La Nature vient de faire au Honduras ce que les Américains ont fait en Iraq il y a quelques années: détruire à peu près tout ce qui pouvait se détruire. Mais la Nature ayant des moyens plus puissants que le Grand Satan des Iraniens, elle l’a fait en mieux…. c’est-à-dire en pire. 15 000 morts, 2 millions de sans-abri, 3 milliards de dommages, surtout au niveau des infrastructures.

J’ai déjà assez d’ennemis en hauts lieux sur cette terre, je ne me lancerai certainement pas ici dans le rouspétage théologique. Disons donc pudiquement que les voies de Dieu sont insondables… et concentrons sur ce qui est la faute du Diable, la faute du Système.

Ce qui est la faute du Système, c’est qu’il faudra une génération au Honduras pour se remettre des séquelles de la catastrophe, alors que quand un ouragan frappe la Floride, – ou un tremblement de terre le Japon ou la Californie – faisant 10 fois plus de dégâts matériels, on n’en voit plus guère de traces l’année suivante.

Quand le Bon Dieu frappe les pays riches, les pays riches reculent d’un pas et avancent de deux. Quand Il frappe les pays pauvres, les pays pauvres restent à terre longtemps. Le niveau de vie du Hondurien moyen est trente (30) fois moins élevé que celui d’un Américain; il en faut du temps pour économiser le prix d’une nouvelle route… La différence entre un an et une génération, c’est la faute du Diable

Pourquoi les Honduriens sont-ils pauvres? Des milliers de bouquins sont écrits pour expliquer le sous-développement dans le monde moderne, la plupart évitant soigneusement d’en donner les vraies raisons. Je vais vous les dire en 4 paragraphes courts. Quand on vous dira ” Ce n’est pas si simple”, demandez doucement en quoi ce n’est pas si simple et insistez pour qu’on vous explique… et tenez moi au courant.
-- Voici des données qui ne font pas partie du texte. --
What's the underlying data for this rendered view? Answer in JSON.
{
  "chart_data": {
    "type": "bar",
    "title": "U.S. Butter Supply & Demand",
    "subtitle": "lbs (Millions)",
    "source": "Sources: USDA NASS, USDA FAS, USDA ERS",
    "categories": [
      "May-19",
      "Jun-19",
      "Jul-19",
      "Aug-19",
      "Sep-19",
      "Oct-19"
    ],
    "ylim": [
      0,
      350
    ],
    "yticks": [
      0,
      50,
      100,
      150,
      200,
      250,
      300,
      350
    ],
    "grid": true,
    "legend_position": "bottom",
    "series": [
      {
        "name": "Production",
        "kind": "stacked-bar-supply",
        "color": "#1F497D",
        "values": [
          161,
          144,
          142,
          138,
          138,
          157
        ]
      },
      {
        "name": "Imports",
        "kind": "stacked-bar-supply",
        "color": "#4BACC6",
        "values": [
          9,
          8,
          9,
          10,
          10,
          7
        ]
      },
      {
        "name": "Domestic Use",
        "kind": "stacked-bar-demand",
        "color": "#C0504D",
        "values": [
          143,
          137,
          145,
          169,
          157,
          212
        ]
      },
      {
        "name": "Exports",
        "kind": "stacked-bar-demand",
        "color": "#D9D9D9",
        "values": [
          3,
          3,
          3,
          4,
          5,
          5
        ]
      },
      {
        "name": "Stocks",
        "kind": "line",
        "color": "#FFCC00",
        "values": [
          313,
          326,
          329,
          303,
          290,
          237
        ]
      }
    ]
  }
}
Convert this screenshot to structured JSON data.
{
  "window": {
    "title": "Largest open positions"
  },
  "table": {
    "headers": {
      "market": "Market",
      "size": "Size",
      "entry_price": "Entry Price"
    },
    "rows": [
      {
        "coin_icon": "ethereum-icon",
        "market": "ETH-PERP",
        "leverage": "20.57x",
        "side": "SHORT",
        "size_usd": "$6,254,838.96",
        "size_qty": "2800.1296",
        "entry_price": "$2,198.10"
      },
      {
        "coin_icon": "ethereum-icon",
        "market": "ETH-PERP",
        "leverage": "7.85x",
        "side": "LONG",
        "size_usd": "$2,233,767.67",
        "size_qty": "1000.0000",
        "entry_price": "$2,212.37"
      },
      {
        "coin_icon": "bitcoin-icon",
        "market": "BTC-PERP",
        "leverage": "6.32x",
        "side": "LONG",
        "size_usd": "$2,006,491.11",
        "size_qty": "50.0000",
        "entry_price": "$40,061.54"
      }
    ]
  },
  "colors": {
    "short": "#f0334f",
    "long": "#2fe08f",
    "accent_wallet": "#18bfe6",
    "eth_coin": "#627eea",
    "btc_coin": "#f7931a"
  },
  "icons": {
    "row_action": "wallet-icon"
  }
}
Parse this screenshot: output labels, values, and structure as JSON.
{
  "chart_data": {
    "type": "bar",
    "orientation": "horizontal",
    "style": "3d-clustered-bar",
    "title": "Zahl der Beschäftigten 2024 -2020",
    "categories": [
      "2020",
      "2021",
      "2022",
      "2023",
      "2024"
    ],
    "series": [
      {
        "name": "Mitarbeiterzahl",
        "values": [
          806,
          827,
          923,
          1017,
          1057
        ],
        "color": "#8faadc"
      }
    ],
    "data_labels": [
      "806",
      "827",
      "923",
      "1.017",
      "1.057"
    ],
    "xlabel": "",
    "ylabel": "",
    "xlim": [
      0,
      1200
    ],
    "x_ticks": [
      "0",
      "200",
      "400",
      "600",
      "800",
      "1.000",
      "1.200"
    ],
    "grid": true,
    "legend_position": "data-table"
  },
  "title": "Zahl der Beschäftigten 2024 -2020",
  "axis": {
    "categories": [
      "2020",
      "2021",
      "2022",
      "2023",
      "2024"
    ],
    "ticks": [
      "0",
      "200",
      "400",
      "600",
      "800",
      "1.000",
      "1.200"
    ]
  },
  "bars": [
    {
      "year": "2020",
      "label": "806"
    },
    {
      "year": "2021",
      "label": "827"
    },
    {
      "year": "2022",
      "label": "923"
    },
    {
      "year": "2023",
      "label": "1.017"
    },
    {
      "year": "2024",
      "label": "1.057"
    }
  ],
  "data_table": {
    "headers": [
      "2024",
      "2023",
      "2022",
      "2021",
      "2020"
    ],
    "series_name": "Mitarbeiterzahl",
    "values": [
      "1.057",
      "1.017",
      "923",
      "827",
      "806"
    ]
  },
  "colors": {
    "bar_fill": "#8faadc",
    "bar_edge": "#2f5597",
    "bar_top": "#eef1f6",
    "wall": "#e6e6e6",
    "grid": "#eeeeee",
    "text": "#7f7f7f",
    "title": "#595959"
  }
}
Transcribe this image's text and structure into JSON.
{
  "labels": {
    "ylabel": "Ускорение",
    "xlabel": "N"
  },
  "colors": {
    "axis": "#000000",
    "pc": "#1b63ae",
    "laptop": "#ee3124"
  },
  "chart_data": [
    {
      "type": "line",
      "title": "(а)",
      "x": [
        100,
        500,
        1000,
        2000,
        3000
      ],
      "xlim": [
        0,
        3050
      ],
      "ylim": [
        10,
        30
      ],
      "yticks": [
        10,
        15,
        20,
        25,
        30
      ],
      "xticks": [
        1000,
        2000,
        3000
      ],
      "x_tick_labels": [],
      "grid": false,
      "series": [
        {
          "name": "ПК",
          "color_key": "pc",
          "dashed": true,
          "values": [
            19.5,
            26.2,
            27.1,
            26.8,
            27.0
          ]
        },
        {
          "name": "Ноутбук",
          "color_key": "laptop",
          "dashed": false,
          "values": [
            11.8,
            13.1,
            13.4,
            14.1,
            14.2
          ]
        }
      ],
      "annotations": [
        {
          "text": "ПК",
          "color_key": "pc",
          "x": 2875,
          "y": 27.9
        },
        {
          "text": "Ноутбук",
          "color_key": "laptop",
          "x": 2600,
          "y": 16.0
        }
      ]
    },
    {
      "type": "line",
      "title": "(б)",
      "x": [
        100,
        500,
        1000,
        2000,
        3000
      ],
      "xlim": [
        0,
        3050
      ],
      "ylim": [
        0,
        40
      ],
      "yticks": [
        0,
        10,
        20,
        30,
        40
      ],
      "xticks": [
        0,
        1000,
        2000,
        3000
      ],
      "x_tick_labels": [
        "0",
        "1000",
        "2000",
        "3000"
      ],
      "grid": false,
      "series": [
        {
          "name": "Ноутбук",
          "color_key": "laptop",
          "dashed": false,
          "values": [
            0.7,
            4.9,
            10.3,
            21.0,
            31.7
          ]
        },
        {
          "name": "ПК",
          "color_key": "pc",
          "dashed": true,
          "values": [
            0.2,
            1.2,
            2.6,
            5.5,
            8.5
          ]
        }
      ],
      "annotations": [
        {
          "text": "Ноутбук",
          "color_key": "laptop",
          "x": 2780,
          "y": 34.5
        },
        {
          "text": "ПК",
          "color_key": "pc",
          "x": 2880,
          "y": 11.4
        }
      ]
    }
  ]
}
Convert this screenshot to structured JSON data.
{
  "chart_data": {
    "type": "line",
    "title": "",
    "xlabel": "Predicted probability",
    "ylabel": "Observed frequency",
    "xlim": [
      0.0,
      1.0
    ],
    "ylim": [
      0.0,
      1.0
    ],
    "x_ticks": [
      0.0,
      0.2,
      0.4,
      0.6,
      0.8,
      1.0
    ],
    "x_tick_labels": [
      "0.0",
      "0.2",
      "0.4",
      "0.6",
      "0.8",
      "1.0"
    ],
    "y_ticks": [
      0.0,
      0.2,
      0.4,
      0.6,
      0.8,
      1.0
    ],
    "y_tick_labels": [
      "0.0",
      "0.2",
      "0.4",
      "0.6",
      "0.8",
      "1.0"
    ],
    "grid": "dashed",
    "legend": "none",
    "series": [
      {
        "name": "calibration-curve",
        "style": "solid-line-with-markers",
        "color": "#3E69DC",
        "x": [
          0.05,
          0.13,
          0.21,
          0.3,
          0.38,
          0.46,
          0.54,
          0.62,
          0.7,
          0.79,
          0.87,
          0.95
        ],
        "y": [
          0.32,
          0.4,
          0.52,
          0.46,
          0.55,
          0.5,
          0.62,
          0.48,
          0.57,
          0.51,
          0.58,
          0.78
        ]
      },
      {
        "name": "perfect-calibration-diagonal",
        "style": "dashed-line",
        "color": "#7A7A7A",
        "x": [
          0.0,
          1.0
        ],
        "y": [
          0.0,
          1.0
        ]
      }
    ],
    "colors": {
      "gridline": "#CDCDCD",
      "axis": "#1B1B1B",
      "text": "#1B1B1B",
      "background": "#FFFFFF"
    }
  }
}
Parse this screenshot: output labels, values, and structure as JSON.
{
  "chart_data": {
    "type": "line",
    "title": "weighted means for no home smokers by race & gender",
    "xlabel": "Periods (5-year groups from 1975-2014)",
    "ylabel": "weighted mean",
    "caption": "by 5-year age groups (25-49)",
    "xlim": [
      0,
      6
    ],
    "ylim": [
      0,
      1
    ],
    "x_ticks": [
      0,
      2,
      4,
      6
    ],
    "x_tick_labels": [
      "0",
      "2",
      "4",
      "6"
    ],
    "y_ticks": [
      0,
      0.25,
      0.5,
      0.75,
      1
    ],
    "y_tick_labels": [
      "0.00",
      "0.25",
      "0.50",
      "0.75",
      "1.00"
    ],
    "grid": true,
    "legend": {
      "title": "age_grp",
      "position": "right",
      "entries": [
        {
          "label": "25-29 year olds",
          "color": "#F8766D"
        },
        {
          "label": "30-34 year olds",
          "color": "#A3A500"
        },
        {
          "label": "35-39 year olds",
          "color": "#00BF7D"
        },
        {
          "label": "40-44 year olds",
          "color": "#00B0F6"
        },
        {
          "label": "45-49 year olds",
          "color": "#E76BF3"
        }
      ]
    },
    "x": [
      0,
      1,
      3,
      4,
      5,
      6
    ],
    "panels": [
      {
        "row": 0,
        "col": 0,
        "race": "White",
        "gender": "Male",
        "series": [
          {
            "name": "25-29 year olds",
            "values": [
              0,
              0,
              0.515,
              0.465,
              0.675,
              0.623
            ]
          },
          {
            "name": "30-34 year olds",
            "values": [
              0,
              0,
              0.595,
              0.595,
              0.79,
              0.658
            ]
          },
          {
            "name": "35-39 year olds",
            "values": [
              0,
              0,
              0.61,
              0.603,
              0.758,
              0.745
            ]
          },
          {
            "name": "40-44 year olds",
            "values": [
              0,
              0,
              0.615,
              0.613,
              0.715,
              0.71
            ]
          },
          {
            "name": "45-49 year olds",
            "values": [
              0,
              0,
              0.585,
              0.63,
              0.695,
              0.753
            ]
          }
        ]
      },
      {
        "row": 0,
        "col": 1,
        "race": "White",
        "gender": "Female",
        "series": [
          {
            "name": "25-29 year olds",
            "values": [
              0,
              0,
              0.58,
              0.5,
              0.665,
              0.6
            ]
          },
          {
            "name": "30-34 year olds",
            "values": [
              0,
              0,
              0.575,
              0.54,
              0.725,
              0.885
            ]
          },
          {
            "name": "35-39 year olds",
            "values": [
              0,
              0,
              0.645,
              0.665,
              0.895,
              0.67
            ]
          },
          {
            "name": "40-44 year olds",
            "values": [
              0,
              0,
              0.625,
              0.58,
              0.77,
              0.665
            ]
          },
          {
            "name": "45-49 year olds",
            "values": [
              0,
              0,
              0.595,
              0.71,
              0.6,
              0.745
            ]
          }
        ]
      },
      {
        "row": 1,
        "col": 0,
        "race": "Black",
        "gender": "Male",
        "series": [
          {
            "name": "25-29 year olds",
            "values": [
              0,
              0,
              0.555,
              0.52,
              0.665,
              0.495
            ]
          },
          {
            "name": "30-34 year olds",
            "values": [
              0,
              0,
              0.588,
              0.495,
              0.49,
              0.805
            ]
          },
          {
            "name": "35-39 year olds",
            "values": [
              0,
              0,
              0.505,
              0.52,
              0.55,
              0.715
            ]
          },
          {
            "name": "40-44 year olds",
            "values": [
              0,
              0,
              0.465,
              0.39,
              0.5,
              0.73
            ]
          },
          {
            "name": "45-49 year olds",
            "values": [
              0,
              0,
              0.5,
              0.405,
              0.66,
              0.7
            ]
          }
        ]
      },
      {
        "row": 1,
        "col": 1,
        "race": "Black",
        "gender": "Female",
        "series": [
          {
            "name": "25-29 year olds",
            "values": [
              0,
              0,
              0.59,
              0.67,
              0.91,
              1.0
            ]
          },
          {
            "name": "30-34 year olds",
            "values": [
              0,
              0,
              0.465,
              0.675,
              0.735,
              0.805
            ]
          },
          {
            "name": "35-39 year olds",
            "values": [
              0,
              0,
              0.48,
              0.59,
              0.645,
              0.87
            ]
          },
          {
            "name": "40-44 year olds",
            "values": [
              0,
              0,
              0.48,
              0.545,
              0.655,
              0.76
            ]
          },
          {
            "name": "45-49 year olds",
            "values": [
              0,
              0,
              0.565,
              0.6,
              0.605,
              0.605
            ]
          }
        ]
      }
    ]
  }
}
1. Il y a un peu plus de deux cents ans, nous étions tous pauvres; on cultivait pour manger et on vivait et mourait au rythme des famines. En Occident, la révolution industrielle est venue qui a permis que de moins en moins de travailleurs suffisent à produire la nourriture dont nous avons besoin… et que nous devenions riches de tous ces biens produits par les 97% (au Canada) de la population qui n’ont plus a produire de nourriture.

2. Tous ces produits manufacturés – mais surtout la NOURRITURE ELLE -MÊME – nous pouvions, grâce au machines dont nous disposions, la produire en Occident en surabondance et à bien meilleur prix que les pays qui n’avaient pas pris dès le départ le chemin de l’industrialisation. En vendant ces produits et cette nourriture à vil à ceux-ci, on s’est assuré qu’il ne serait pas avantageux d’y produire ces produits et cette nourriture et que ces pays ne pourraient JAMAIS nous faire concurrence. Ils devraient, au contraire, limiter leur production à ce que nous, Occidentaux, ne produirions pas parce que les machines ne pouvaient le produire.

3. La conséquences perverse immédiate a été que les pays non industrialisés ont cessé les cultures de subsistance – facilement mécanisables – dont ils avaient besoin pour nourrir leur population et se sont spécialisés dans les monocultures à haute intensité de main-d’oeuvre: café, cacao, bananes… Mais comme ils sont bien trop nombreux à cultiver des bananes, on les leur achète au prix que NOUS fixons alors que nous leur vendons les produits alimentaires essentiels et les produits manufacturés au prix qui fait NOTRE affaire. C’est ce qu’on appelle le libre-échange.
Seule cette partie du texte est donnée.